Captain Sir Richard Francis Burton : Vers les sources du Nil
de Alex Nikolavitch Racunica (Scénario), Dim. D (Dessin)

critiqué par Elko, le 28 août 2016
(Niort - 41 ans)


La note:  étoiles
Le Nil, source d'ennuis
Les éditions Glénat ont lancé il y a quelques années une collection sur les grands explorateurs. Ce volume retrace l'aventure de Richard Burton dans sa recherche des sources du Nil au XIXème siècle. Le mystère de ces sources était l'objet de nombreux débats au sein de la communauté des géographes européens. Leur situation supposée au cœur de l'Afrique, région inhospitalière difficile d'accès et occupée par des peuplades les plus souvent méfiantes si ce n'est hostiles, rendait l'exploration périlleuse. Outre l'intérêt scientifique les enjeux étaient évidemment politiques et économiques.

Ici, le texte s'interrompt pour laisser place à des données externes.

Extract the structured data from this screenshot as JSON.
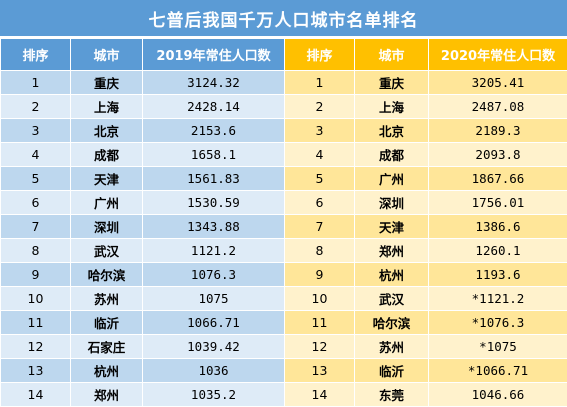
{
  "title": "七普后我国千万人口城市名单排名",
  "headers": [
    "排序",
    "城市",
    "2019年常住人口数",
    "排序",
    "城市",
    "2020年常住人口数"
  ],
  "rows": [
    {
      "r19": "1",
      "c19": "重庆",
      "p19": "3124.32",
      "r20": "1",
      "c20": "重庆",
      "p20": "3205.41"
    },
    {
      "r19": "2",
      "c19": "上海",
      "p19": "2428.14",
      "r20": "2",
      "c20": "上海",
      "p20": "2487.08"
    },
    {
      "r19": "3",
      "c19": "北京",
      "p19": "2153.6",
      "r20": "3",
      "c20": "北京",
      "p20": "2189.3"
    },
    {
      "r19": "4",
      "c19": "成都",
      "p19": "1658.1",
      "r20": "4",
      "c20": "成都",
      "p20": "2093.8"
    },
    {
      "r19": "5",
      "c19": "天津",
      "p19": "1561.83",
      "r20": "5",
      "c20": "广州",
      "p20": "1867.66"
    },
    {
      "r19": "6",
      "c19": "广州",
      "p19": "1530.59",
      "r20": "6",
      "c20": "深圳",
      "p20": "1756.01"
    },
    {
      "r19": "7",
      "c19": "深圳",
      "p19": "1343.88",
      "r20": "7",
      "c20": "天津",
      "p20": "1386.6"
    },
    {
      "r19": "8",
      "c19": "武汉",
      "p19": "1121.2",
      "r20": "8",
      "c20": "郑州",
      "p20": "1260.1"
    },
    {
      "r19": "9",
      "c19": "哈尔滨",
      "p19": "1076.3",
      "r20": "9",
      "c20": "杭州",
      "p20": "1193.6"
    },
    {
      "r19": "10",
      "c19": "苏州",
      "p19": "1075",
      "r20": "10",
      "c20": "武汉",
      "p20": "*1121.2"
    },
    {
      "r19": "11",
      "c19": "临沂",
      "p19": "1066.71",
      "r20": "11",
      "c20": "哈尔滨",
      "p20": "*1076.3"
    },
    {
      "r19": "12",
      "c19": "石家庄",
      "p19": "1039.42",
      "r20": "12",
      "c20": "苏州",
      "p20": "*1075"
    },
    {
      "r19": "13",
      "c19": "杭州",
      "p19": "1036",
      "r20": "13",
      "c20": "临沂",
      "p20": "*1066.71"
    },
    {
      "r19": "14",
      "c19": "郑州",
      "p19": "1035.2",
      "r20": "14",
      "c20": "东莞",
      "p20": "1046.66"
    }
  ],
  "colors": {
    "header_left": "#5b9bd5",
    "header_right": "#ffc000",
    "row_left_odd": "#bdd7ee",
    "row_left_even": "#deebf7",
    "row_right_odd": "#ffe699",
    "row_right_even": "#fff2cc"
  }
}
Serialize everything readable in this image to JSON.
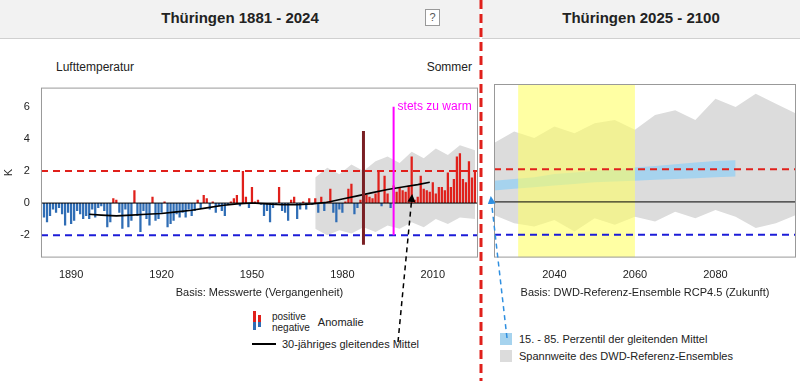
{
  "chart_data": [
    {
      "type": "bar",
      "title": "Thüringen 1881 - 2024",
      "help_button": "?",
      "subtitle": "Lufttemperatur",
      "season_label": "Sommer",
      "x_label": "Basis: Messwerte (Vergangenheit)",
      "y_label": "K",
      "xlim": [
        1880,
        2025
      ],
      "xticks": [
        1890,
        1920,
        1950,
        1980,
        2010
      ],
      "ylim": [
        -3.4,
        7.2
      ],
      "yticks": [
        -2,
        0,
        2,
        4,
        6
      ],
      "grid": false,
      "reference_lines": [
        {
          "value": 2,
          "color": "#e0201b",
          "line_style": "dashed"
        },
        {
          "value": -2,
          "color": "#1c1cd8",
          "line_style": "dashed"
        },
        {
          "value": 0,
          "color": "#000000",
          "line_style": "solid"
        }
      ],
      "annotations": [
        {
          "x": 1987,
          "ymin": -2.6,
          "ymax": 4.5,
          "color": "#7a1f24"
        },
        {
          "x": 1997,
          "ymin": -2,
          "ymax": 6,
          "color": "#ff00ff",
          "text": "stets zu warm"
        }
      ],
      "series": [
        {
          "name": "Anomalie",
          "type": "bar",
          "parts": [
            {
              "name": "positive",
              "color": "#e0201b"
            },
            {
              "name": "negative",
              "color": "#2f6db5"
            }
          ],
          "x": [
            1881,
            1882,
            1883,
            1884,
            1885,
            1886,
            1887,
            1888,
            1889,
            1890,
            1891,
            1892,
            1893,
            1894,
            1895,
            1896,
            1897,
            1898,
            1899,
            1900,
            1901,
            1902,
            1903,
            1904,
            1905,
            1906,
            1907,
            1908,
            1909,
            1910,
            1911,
            1912,
            1913,
            1914,
            1915,
            1916,
            1917,
            1918,
            1919,
            1920,
            1921,
            1922,
            1923,
            1924,
            1925,
            1926,
            1927,
            1928,
            1929,
            1930,
            1931,
            1932,
            1933,
            1934,
            1935,
            1936,
            1937,
            1938,
            1939,
            1940,
            1941,
            1942,
            1943,
            1944,
            1945,
            1946,
            1947,
            1948,
            1949,
            1950,
            1951,
            1952,
            1953,
            1954,
            1955,
            1956,
            1957,
            1958,
            1959,
            1960,
            1961,
            1962,
            1963,
            1964,
            1965,
            1966,
            1967,
            1968,
            1969,
            1970,
            1971,
            1972,
            1973,
            1974,
            1975,
            1976,
            1977,
            1978,
            1979,
            1980,
            1981,
            1982,
            1983,
            1984,
            1985,
            1986,
            1987,
            1988,
            1989,
            1990,
            1991,
            1992,
            1993,
            1994,
            1995,
            1996,
            1997,
            1998,
            1999,
            2000,
            2001,
            2002,
            2003,
            2004,
            2005,
            2006,
            2007,
            2008,
            2009,
            2010,
            2011,
            2012,
            2013,
            2014,
            2015,
            2016,
            2017,
            2018,
            2019,
            2020,
            2021,
            2022,
            2023,
            2024
          ],
          "values": [
            -0.9,
            -1.2,
            -0.8,
            -0.4,
            -0.6,
            -0.3,
            -0.7,
            -1.4,
            -0.6,
            -1.3,
            -1.1,
            -0.5,
            -0.7,
            -1.0,
            -0.8,
            -1.0,
            -0.4,
            -0.9,
            -0.3,
            -0.2,
            -0.5,
            -1.5,
            -1.2,
            0.3,
            0.2,
            -0.6,
            -1.6,
            -0.4,
            -1.5,
            -1.1,
            0.8,
            -0.8,
            -1.8,
            -0.5,
            -1.0,
            -1.4,
            0.4,
            -1.1,
            -1.0,
            -0.6,
            0.1,
            -1.5,
            -1.3,
            -1.1,
            -0.7,
            -0.9,
            -0.6,
            -0.9,
            -0.4,
            -0.8,
            -0.5,
            0.2,
            -0.3,
            0.5,
            0.3,
            -0.4,
            0.1,
            -0.6,
            -0.2,
            -0.5,
            -0.8,
            -0.1,
            0.1,
            0.3,
            0.5,
            -0.2,
            2.0,
            0.4,
            -0.3,
            1.0,
            0.1,
            0.2,
            -0.1,
            -0.8,
            -0.5,
            -1.2,
            -0.3,
            -0.1,
            1.0,
            -0.5,
            -0.6,
            -1.1,
            0.2,
            0.4,
            -1.0,
            -0.4,
            0.1,
            -0.4,
            0.3,
            -0.1,
            0.3,
            -0.6,
            0.4,
            -0.5,
            0.1,
            0.9,
            -0.6,
            -1.2,
            -0.4,
            -0.6,
            0.1,
            0.9,
            1.2,
            -0.7,
            -0.3,
            0.2,
            -1.0,
            0.5,
            0.4,
            0.3,
            0.6,
            2.0,
            -0.2,
            1.7,
            0.6,
            -0.3,
            1.1,
            0.7,
            1.0,
            0.8,
            0.7,
            1.1,
            2.9,
            0.2,
            0.4,
            1.7,
            0.9,
            0.8,
            0.7,
            1.3,
            0.6,
            1.0,
            1.0,
            0.8,
            1.9,
            1.0,
            1.5,
            2.9,
            3.1,
            1.5,
            1.3,
            2.6,
            1.6,
            2.0
          ],
          "colors": [
            "#2f6db5",
            "#2f6db5",
            "#2f6db5",
            "#2f6db5",
            "#2f6db5",
            "#2f6db5",
            "#2f6db5",
            "#2f6db5",
            "#2f6db5",
            "#2f6db5",
            "#2f6db5",
            "#2f6db5",
            "#2f6db5",
            "#2f6db5",
            "#2f6db5",
            "#2f6db5",
            "#2f6db5",
            "#2f6db5",
            "#2f6db5",
            "#2f6db5",
            "#2f6db5",
            "#2f6db5",
            "#2f6db5",
            "#e0201b",
            "#e0201b",
            "#2f6db5",
            "#2f6db5",
            "#2f6db5",
            "#2f6db5",
            "#2f6db5",
            "#e0201b",
            "#2f6db5",
            "#2f6db5",
            "#2f6db5",
            "#2f6db5",
            "#2f6db5",
            "#e0201b",
            "#2f6db5",
            "#2f6db5",
            "#2f6db5",
            "#e0201b",
            "#2f6db5",
            "#2f6db5",
            "#2f6db5",
            "#2f6db5",
            "#2f6db5",
            "#2f6db5",
            "#2f6db5",
            "#2f6db5",
            "#2f6db5",
            "#2f6db5",
            "#e0201b",
            "#2f6db5",
            "#e0201b",
            "#e0201b",
            "#2f6db5",
            "#e0201b",
            "#2f6db5",
            "#2f6db5",
            "#2f6db5",
            "#2f6db5",
            "#2f6db5",
            "#e0201b",
            "#e0201b",
            "#e0201b",
            "#2f6db5",
            "#e0201b",
            "#e0201b",
            "#2f6db5",
            "#e0201b",
            "#e0201b",
            "#e0201b",
            "#2f6db5",
            "#2f6db5",
            "#2f6db5",
            "#2f6db5",
            "#2f6db5",
            "#2f6db5",
            "#e0201b",
            "#2f6db5",
            "#2f6db5",
            "#2f6db5",
            "#e0201b",
            "#e0201b",
            "#2f6db5",
            "#2f6db5",
            "#e0201b",
            "#2f6db5",
            "#e0201b",
            "#2f6db5",
            "#e0201b",
            "#2f6db5",
            "#e0201b",
            "#2f6db5",
            "#e0201b",
            "#e0201b",
            "#2f6db5",
            "#2f6db5",
            "#2f6db5",
            "#2f6db5",
            "#e0201b",
            "#e0201b",
            "#e0201b",
            "#2f6db5",
            "#2f6db5",
            "#e0201b",
            "#2f6db5",
            "#e0201b",
            "#e0201b",
            "#e0201b",
            "#e0201b",
            "#e0201b",
            "#2f6db5",
            "#e0201b",
            "#e0201b",
            "#2f6db5",
            "#e0201b",
            "#e0201b",
            "#e0201b",
            "#e0201b",
            "#e0201b",
            "#e0201b",
            "#e0201b",
            "#e0201b",
            "#e0201b",
            "#e0201b",
            "#e0201b",
            "#e0201b",
            "#e0201b",
            "#e0201b",
            "#e0201b",
            "#e0201b",
            "#e0201b",
            "#e0201b",
            "#e0201b",
            "#e0201b",
            "#e0201b",
            "#e0201b",
            "#e0201b",
            "#e0201b",
            "#e0201b",
            "#e0201b",
            "#e0201b",
            "#e0201b"
          ]
        },
        {
          "name": "30-jähriges gleitendes Mittel",
          "type": "line",
          "color": "#000000",
          "line_style": "solid",
          "x": [
            1896,
            1900,
            1905,
            1910,
            1915,
            1920,
            1925,
            1930,
            1935,
            1940,
            1945,
            1950,
            1955,
            1960,
            1965,
            1970,
            1975,
            1980,
            1985,
            1990,
            1995,
            2000,
            2005,
            2009
          ],
          "values": [
            -0.7,
            -0.75,
            -0.8,
            -0.75,
            -0.7,
            -0.65,
            -0.55,
            -0.45,
            -0.3,
            -0.15,
            -0.05,
            0.0,
            -0.05,
            -0.1,
            -0.1,
            -0.05,
            0.05,
            0.25,
            0.45,
            0.65,
            0.85,
            1.0,
            1.15,
            1.3
          ]
        },
        {
          "name": "Spannweite des DWD-Referenz-Ensembles",
          "type": "range",
          "color": "#dcdcdc",
          "x": [
            1971,
            1975,
            1979,
            1983,
            1987,
            1991,
            1995,
            1999,
            2003,
            2007,
            2011,
            2015,
            2019,
            2024
          ],
          "low": [
            -1.6,
            -2.0,
            -1.7,
            -1.9,
            -1.5,
            -1.8,
            -1.4,
            -1.6,
            -1.2,
            -1.5,
            -1.0,
            -1.3,
            -0.9,
            -1.0
          ],
          "high": [
            1.6,
            2.2,
            1.8,
            2.4,
            2.0,
            2.6,
            2.9,
            2.5,
            3.2,
            2.8,
            3.4,
            3.0,
            3.6,
            3.3
          ]
        }
      ]
    },
    {
      "type": "range",
      "title": "Thüringen 2025 - 2100",
      "x_label": "Basis: DWD-Referenz-Ensemble RCP4.5 (Zukunft)",
      "xlim": [
        2025,
        2100
      ],
      "xticks": [
        2040,
        2060,
        2080
      ],
      "ylim": [
        -3.4,
        7.2
      ],
      "tick_labels": "x",
      "grid": false,
      "highlight": {
        "x": [
          2031,
          2060
        ],
        "color": "#ffff66"
      },
      "reference_lines": [
        {
          "value": 2,
          "color": "#e0201b",
          "line_style": "dashed"
        },
        {
          "value": -2,
          "color": "#1c1cd8",
          "line_style": "dashed"
        },
        {
          "value": 0,
          "color": "#000000",
          "line_style": "solid"
        }
      ],
      "series": [
        {
          "name": "15. - 85. Perzentil der gleitenden Mittel",
          "type": "range",
          "color": "#a6d3ee",
          "x": [
            2025,
            2030,
            2035,
            2040,
            2045,
            2050,
            2055,
            2060,
            2065,
            2070,
            2075,
            2080,
            2085
          ],
          "low": [
            0.7,
            0.8,
            0.9,
            1.0,
            1.1,
            1.2,
            1.25,
            1.3,
            1.35,
            1.4,
            1.45,
            1.5,
            1.55
          ],
          "high": [
            1.3,
            1.4,
            1.5,
            1.7,
            1.8,
            1.9,
            2.0,
            2.1,
            2.2,
            2.3,
            2.4,
            2.5,
            2.55
          ]
        },
        {
          "name": "Spannweite des DWD-Referenz-Ensembles",
          "type": "range",
          "color": "#dcdcdc",
          "x": [
            2025,
            2030,
            2035,
            2040,
            2045,
            2050,
            2055,
            2060,
            2065,
            2070,
            2075,
            2080,
            2085,
            2090,
            2095,
            2100
          ],
          "low": [
            -0.8,
            -1.3,
            -1.5,
            -1.1,
            -1.8,
            -1.0,
            -1.4,
            -0.9,
            -1.2,
            -0.6,
            -1.0,
            -0.5,
            -0.9,
            -1.6,
            -1.3,
            -0.8
          ],
          "high": [
            3.6,
            4.3,
            3.9,
            4.6,
            4.2,
            4.8,
            5.0,
            4.4,
            5.3,
            5.6,
            5.0,
            6.3,
            5.8,
            6.6,
            6.0,
            5.4
          ]
        }
      ]
    }
  ]
}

Nous suivons donc l'expédition de Burton associé à son compatriote Speke dont l'intuition les mène plein ouest à partir de Zanzibar. Rien ne leur sera épargné entre les attaques d'indigènes, les vols, les défections, les maladies. Même à l'approche de la consécration les ego s'en mêleront.
Le dessin est agréable, même s'il manque parfois de naturel. J'ai aimé la couleur, ton sépia, peu contrastée. Ça c'est le positif. Le découpage m'a déplu, scènes courtes souvent en double page, je ne me suis pas inscrit dans la temporalité de l'histoire, son terme arrivant trop vite. Et au final l'histoire perd de sa densité.
Pour terminer l'histoire se base sur l'opposition entre Burton et Speke, opposition de caractères et d'ambition. J'ai trouvé le portrait très à charge concernant Speke qui apparait non seulement comme un parvenu sans scrupule, mais aussi comme un usurpateur qui aurait abusé un Burton infaillible et humaniste. Par exemple dans ce récit c'est Burton, alité et donc incapable de se déplacer, qui pousse Speke à explorer le Nord où finalement ce dernier trouvera le lac Victoria. Laissant donc supposer que sans Burton, Speke n'aurait pas découvert ce lac capital. Or dans la réalité Speke a pris cette initiative seul... Cette approche partiale m'a gêné.
L'ouvrage se termine par un dossier historique très intéressant. A noter que Richard Burton apparait dans un autre tome de la collection traitant de son pèlerinage à La Mecque, alors interdite sous peine de mort à tout non musulman.